Lectura de la primera carta de San Pedro (5,8-9): “Sed sobrios, estad despiertos, que vuestro enemigo, el diablo, como león rugiente, ronda buscando a quién devorar; resistidle firmes en la fe». Palabra de Dios.
Lectura de la primera carta de San Pablo a los Tesalonisenses (5,23): ““Que el mismo Dios de la paz os consagre totalmente, y que todo vuestro espíritu, alma y cuerpo, sea custodiado sin reproche hasta la venida de Nuestro Señor Jesucristo». Palabra de Dios.
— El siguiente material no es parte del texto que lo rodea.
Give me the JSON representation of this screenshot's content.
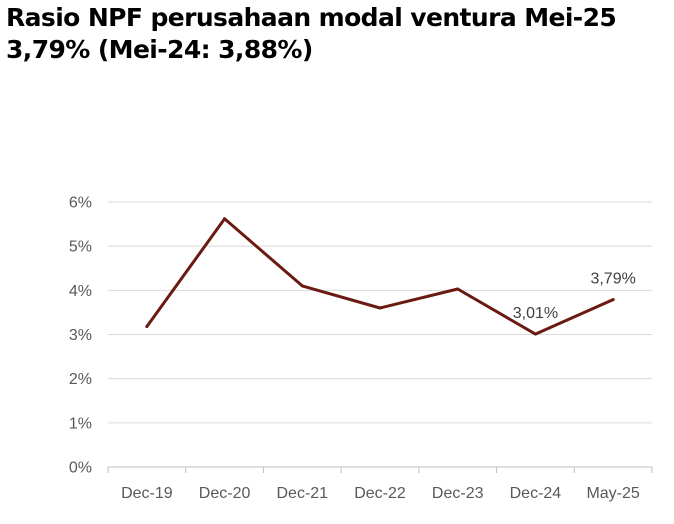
{
  "title": {
    "line1": "Rasio NPF perusahaan modal ventura Mei-25",
    "line2": "3,79% (Mei-24: 3,88%)"
  },
  "colors": {
    "line": "#6b1a12",
    "grid": "#d9d9d9",
    "axis": "#bfbfbf",
    "tick_text": "#595959"
  },
  "chart_data": {
    "type": "line",
    "title": "",
    "xlabel": "",
    "ylabel": "",
    "categories": [
      "Dec-19",
      "Dec-20",
      "Dec-21",
      "Dec-22",
      "Dec-23",
      "Dec-24",
      "May-25"
    ],
    "series": [
      {
        "values": [
          3.18,
          5.62,
          4.1,
          3.6,
          4.03,
          3.01,
          3.79
        ]
      }
    ],
    "yticks": [
      "0%",
      "1%",
      "2%",
      "3%",
      "4%",
      "5%",
      "6%"
    ],
    "ylim": [
      0,
      6
    ],
    "grid": true,
    "legend": "none",
    "data_labels": [
      {
        "index": 5,
        "text": "3,01%"
      },
      {
        "index": 6,
        "text": "3,79%"
      }
    ]
  }
}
Guía: ¡Ven, Señor, y no tardes!
Todos: Perdona los pecados de tu pueblo
Encendemos las cuatro velas.
4-velas

Guía: Bendigamos al Señor
Todos: Demos gracias a Dios

Lectura del Evangelio de Nuestro Señor Jesucristo según San Lucas (2:6-7): “Y sucedió que, mientras ellos estaban allí, se le cumplieron los días del alumbramiento, y dio a luz a su hijo primogénito, le envolvió en pañales y le acostó en un pesebre, porque no tenían sitio en el alojamiento». Palabra de Dios.
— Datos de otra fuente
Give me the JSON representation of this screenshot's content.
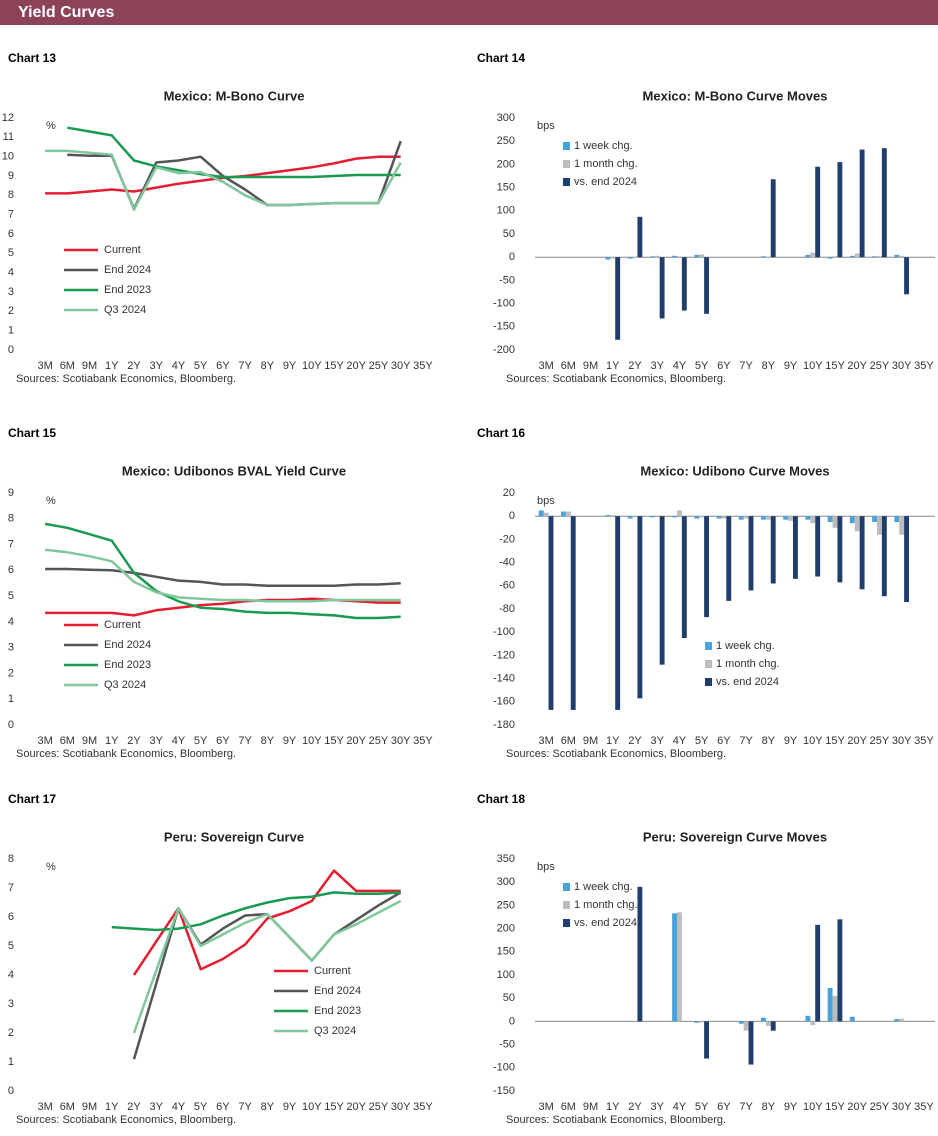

Guía: La Virgen y San José, con su fe, esperanza y caridad salen victoriosos en la prueba. No hay rechazo, ni frío, ni oscuridad ni incomodidad que les pueda separar del amor de Cristo que nace. Ellos son los benditos de Dios que le reciben. Dios no encuentra lugar mejor que aquel pesebre, porque allí estaba el amor inmaculado que lo recibe. Nos unimos a La Virgen y San José con un sincero deseo de renunciar a todo lo que impide que Jesús nazca en nuestro corazón.

Oración a la Santísima Virgen:
Bajo tu amparo nos acogemos, Santa Madre de Dios; no desprecies las suplicas que te dirigimos en nuestras necesidades; antes bien, líbranos de todo peligro, oh Virgen gloriosa y bendita. Amén.